Background. Resting state functional connectivity (RSFC) is a developmental priority for stroke recovery. Objective. To determine whether (1) RSFC differs between stroke survivors based on integrity of descending motor pathways; (2) RSFC is associated with upper-limb behavior in chronic stroke; and (3) the relationship between interhemispheric RSFC and upper-limb behavior differs based on descending motor pathway integrity. Methods. A total of 36 people with stroke (aged 64.4 ± 11.1 years, time since stroke 4.0 ± 2.8 years) and 25 healthy adults (aged 67.3 ± 6.7 years) participated in this study. RSFC was estimated from electroencephalography (EEG) recordings. Integrity of descending motor pathways was ascertained using transcranial magnetic stimulation to determine motor-evoked potential (MEP) status and magnetic resonance imaging to determine lesion overlap and fractional anisotropy of the corticospinal tract (CST). For stroke participants, upper-limb motor behavior was assessed using the Fugl-Meyer test, Action Research Arm Test and grip strength. Results. β-Frequency interhemispheric sensorimotor RSFC was greater for MEP+ stroke participants compared with MEP− (P =.020).
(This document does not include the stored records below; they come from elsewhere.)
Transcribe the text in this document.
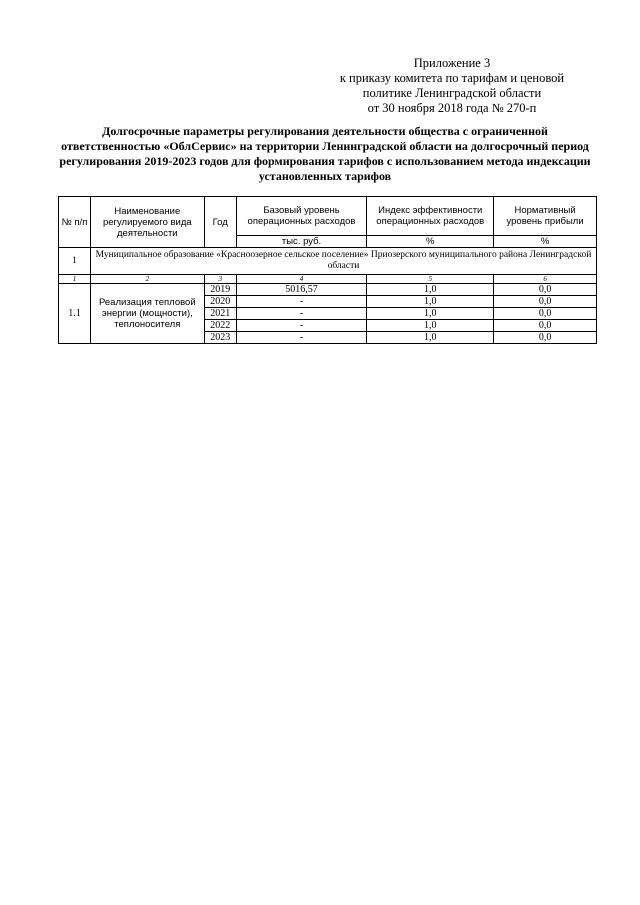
Приложение 3
к приказу комитета по тарифам и ценовой
политике Ленинградской области
от 30 ноября 2018 года № 270-п
Долгосрочные параметры регулирования деятельности общества с ограниченной ответственностью «ОблСервис» на территории Ленинградской области на долгосрочный период регулирования 2019-2023 годов для формирования тарифов с использованием метода индексации установленных тарифов
№ п/п	Наименование регулируемого вида деятельности	Год	Базовый уровень операционных расходов	Индекс эффективности операционных расходов	Нормативный уровень прибыли
			тыс. руб.	%	%
1	Муниципальное образование «Красноозерное сельское поселение» Приозерского муниципального района Ленинградской области				
1	2	3	4	5	6
1.1	Реализация тепловой энергии (мощности), теплоносителя	2019	5016,57	1,0	0,0
		2020	-	1,0	0,0
		2021	-	1,0	0,0
		2022	-	1,0	0,0
		2023	-	1,0	0,0
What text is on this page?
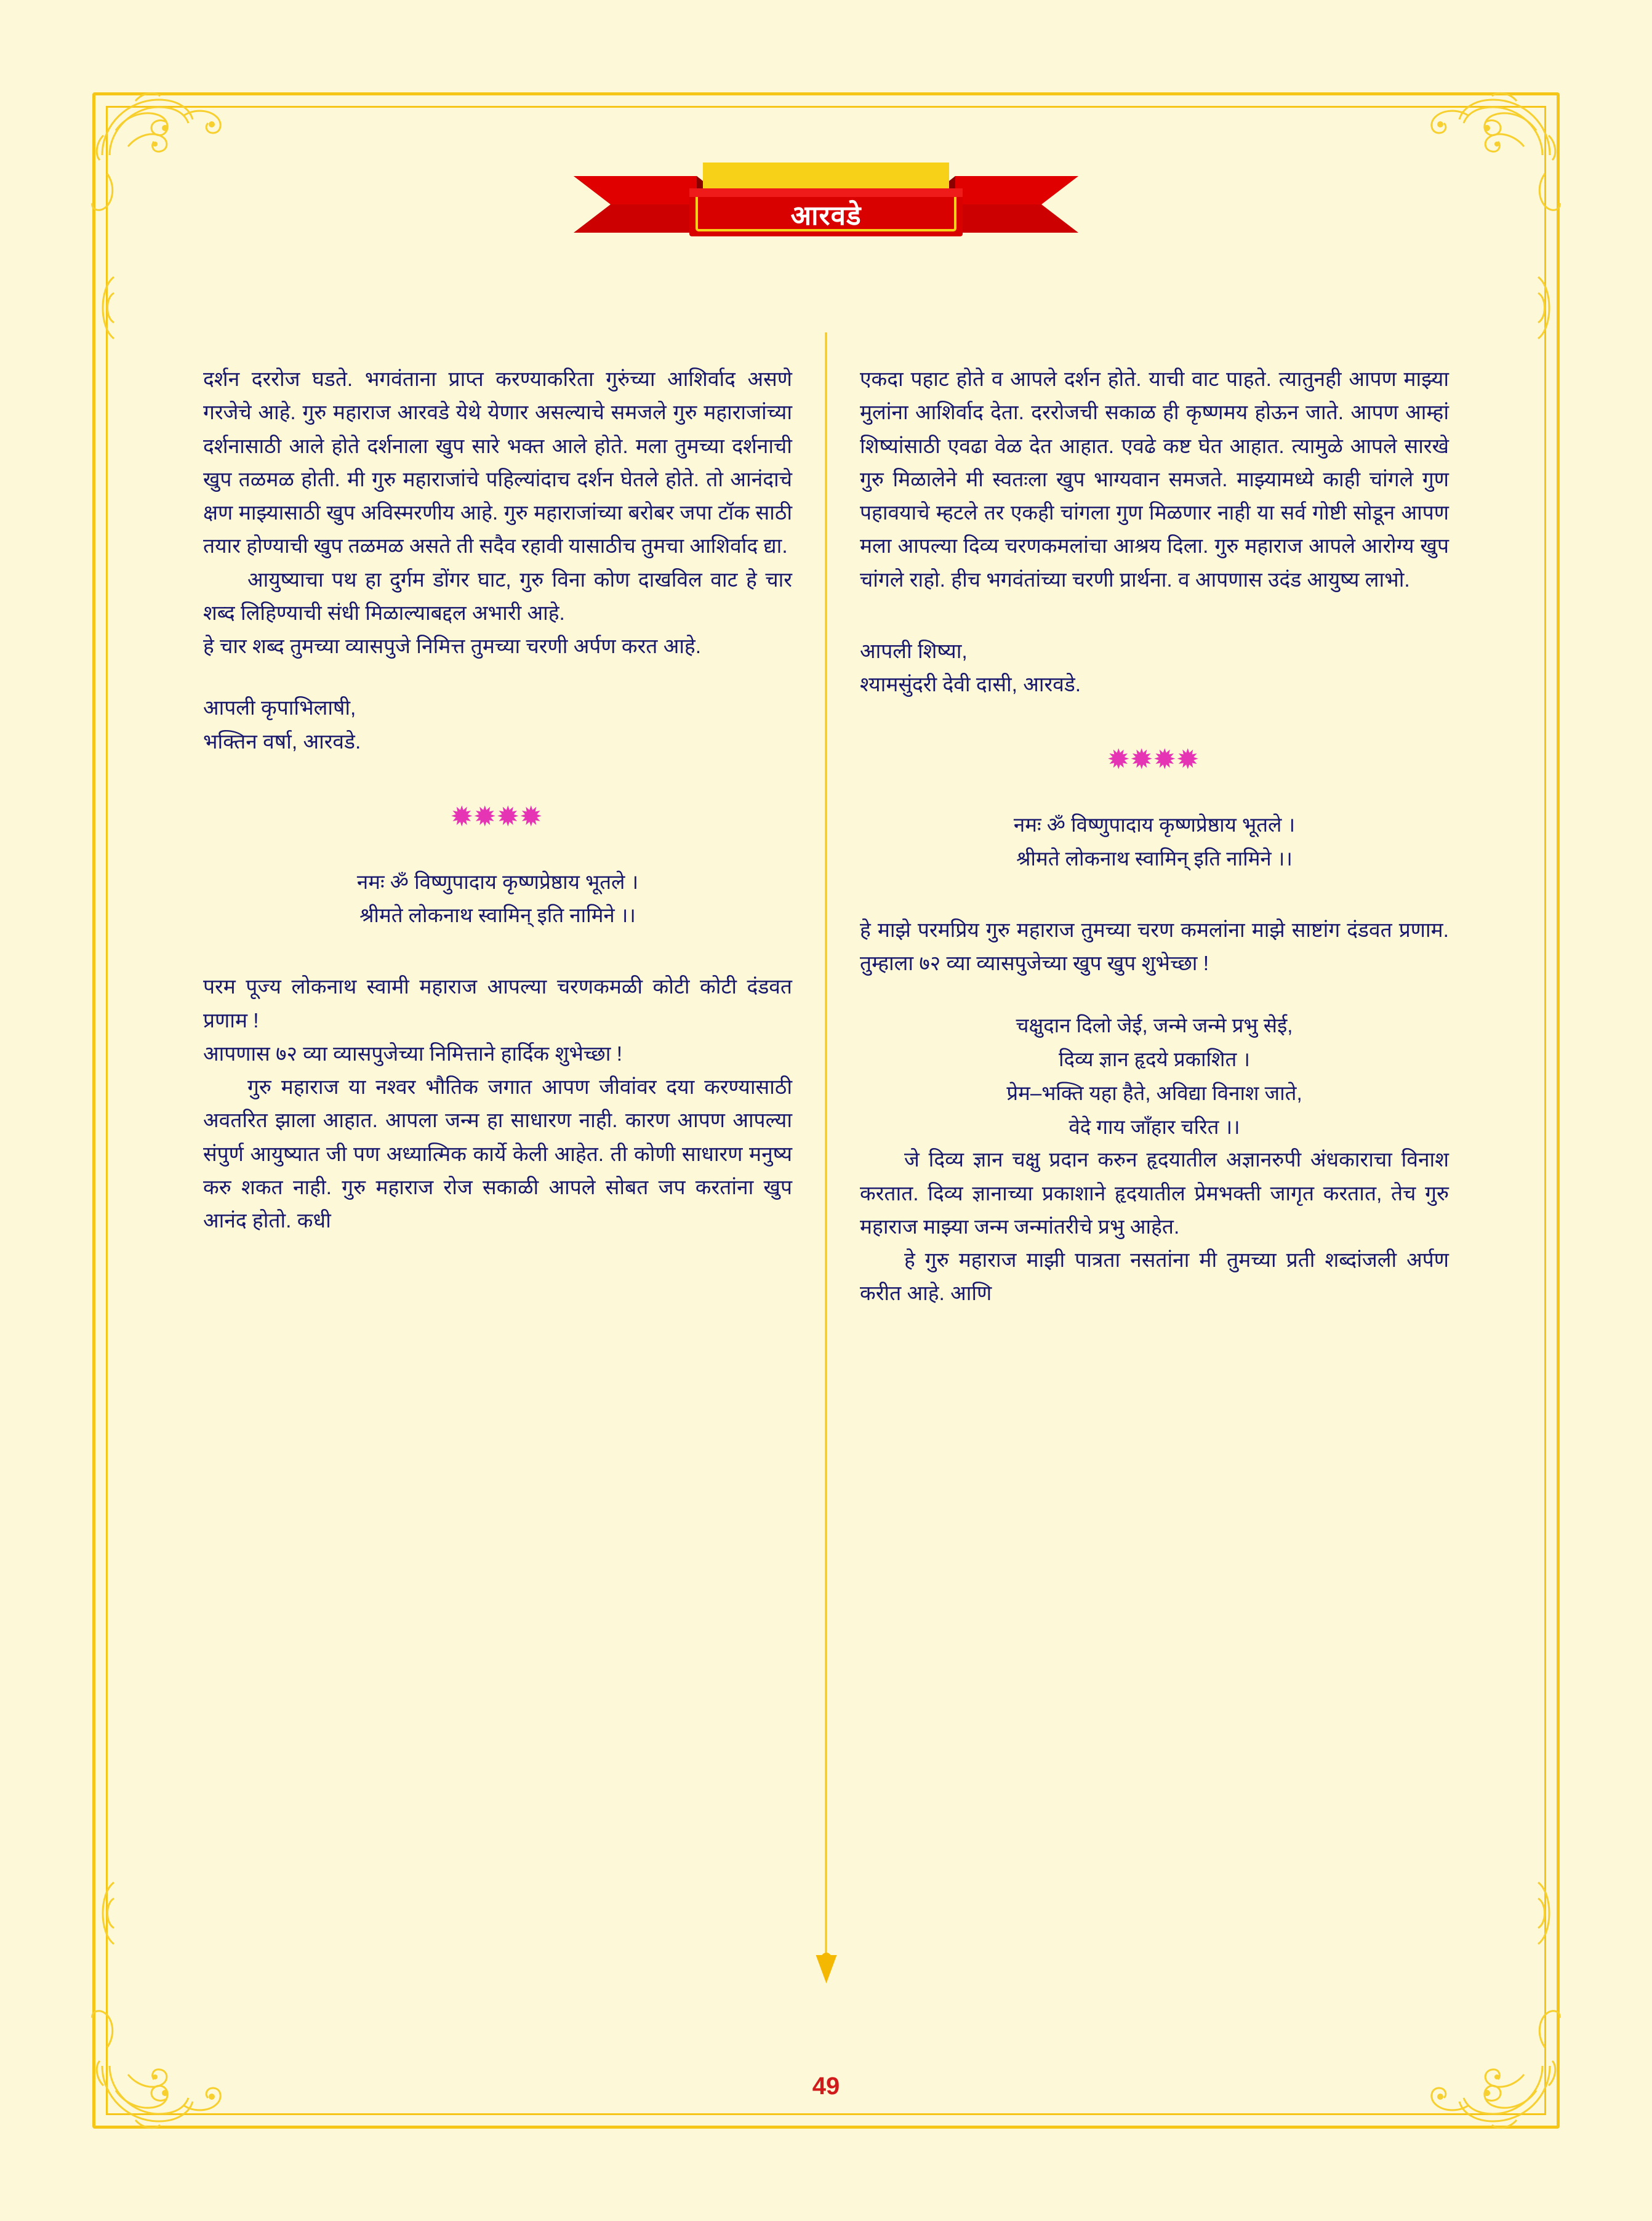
आरवडे

दर्शन दररोज घडते. भगवंताना प्राप्त करण्याकरिता गुरुंच्या आशिर्वाद असणे गरजेचे आहे. गुरु महाराज आरवडे येथे येणार असल्याचे समजले गुरु महाराजांच्या दर्शनासाठी आले होते दर्शनाला खुप सारे भक्त आले होते. मला तुमच्या दर्शनाची खुप तळमळ होती. मी गुरु महाराजांचे पहिल्यांदाच दर्शन घेतले होते. तो आनंदाचे क्षण माझ्यासाठी खुप अविस्मरणीय आहे. गुरु महाराजांच्या बरोबर जपा टॉक साठी तयार होण्याची खुप तळमळ असते ती सदैव रहावी यासाठीच तुमचा आशिर्वाद द्या.

आयुष्याचा पथ हा दुर्गम डोंगर घाट, गुरु विना कोण दाखविल वाट हे चार शब्द लिहिण्याची संधी मिळाल्याबद्दल अभारी आहे.

हे चार शब्द तुमच्या व्यासपुजे निमित्त तुमच्या चरणी अर्पण करत आहे.

आपली कृपाभिलाषी,

भक्तिन वर्षा, आरवडे.

✹✹✹✹
नमः ॐ विष्णुपादाय कृष्णप्रेष्ठाय भूतले ।
श्रीमते लोकनाथ स्वामिन् इति नामिने ।।

परम पूज्य लोकनाथ स्वामी महाराज आपल्या चरणकमळी कोटी कोटी दंडवत प्रणाम !

आपणास ७२ व्या व्यासपुजेच्या निमित्ताने हार्दिक शुभेच्छा !

गुरु महाराज या नश्वर भौतिक जगात आपण जीवांवर दया करण्यासाठी अवतरित झाला आहात. आपला जन्म हा साधारण नाही. कारण आपण आपल्या संपुर्ण आयुष्यात जी पण अध्यात्मिक कार्ये केली आहेत. ती कोणी साधारण मनुष्य करु शकत नाही. गुरु महाराज रोज सकाळी आपले सोबत जप करतांना खुप आनंद होतो. कधी

एकदा पहाट होते व आपले दर्शन होते. याची वाट पाहते. त्यातुनही आपण माझ्या मुलांना आशिर्वाद देता. दररोजची सकाळ ही कृष्णमय होऊन जाते. आपण आम्हां शिष्यांसाठी एवढा वेळ देत आहात. एवढे कष्ट घेत आहात. त्यामुळे आपले सारखे गुरु मिळालेने मी स्वतःला खुप भाग्यवान समजते. माझ्यामध्ये काही चांगले गुण पहावयाचे म्हटले तर एकही चांगला गुण मिळणार नाही या सर्व गोष्टी सोडून आपण मला आपल्या दिव्य चरणकमलांचा आश्रय दिला. गुरु महाराज आपले आरोग्य खुप चांगले राहो. हीच भगवंतांच्या चरणी प्रार्थना. व आपणास उदंड आयुष्य लाभो.

आपली शिष्या,

श्यामसुंदरी देवी दासी, आरवडे.

✹✹✹✹
नमः ॐ विष्णुपादाय कृष्णप्रेष्ठाय भूतले ।
श्रीमते लोकनाथ स्वामिन् इति नामिने ।।

हे माझे परमप्रिय गुरु महाराज तुमच्या चरण कमलांना माझे साष्टांग दंडवत प्रणाम. तुम्हाला ७२ व्या व्यासपुजेच्या खुप खुप शुभेच्छा !

चक्षुदान दिलो जेई, जन्मे जन्मे प्रभु सेई,
दिव्य ज्ञान हृदये प्रकाशित ।
प्रेम–भक्ति यहा हैते, अविद्या विनाश जाते,
वेदे गाय जाँहार चरित ।।

जे दिव्य ज्ञान चक्षु प्रदान करुन हृदयातील अज्ञानरुपी अंधकाराचा विनाश करतात. दिव्य ज्ञानाच्या प्रकाशाने हृदयातील प्रेमभक्ती जागृत करतात, तेच गुरु महाराज माझ्या जन्म जन्मांतरीचे प्रभु आहेत.

हे गुरु महाराज माझी पात्रता नसतांना मी तुमच्या प्रती शब्दांजली अर्पण करीत आहे. आणि

49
There was a significant positive correlation between β RSFC and upper-limb behavior (P =.004) that appeared to be primarily driven by the MEP+ group. A hierarchical regression identified that the addition of β RSFC to measures of CST integrity explained greater variance in upper-limb behavior (R2 change = 0.13; P =.01). Conclusions. This study provides insight to understand the role of EEG-based measures of interhemispheric network activity in chronic stroke. Resting state interhemispheric connectivity was positively associated with upper-limb behavior for stroke survivors where residual integrity of descending motor pathways was maintained.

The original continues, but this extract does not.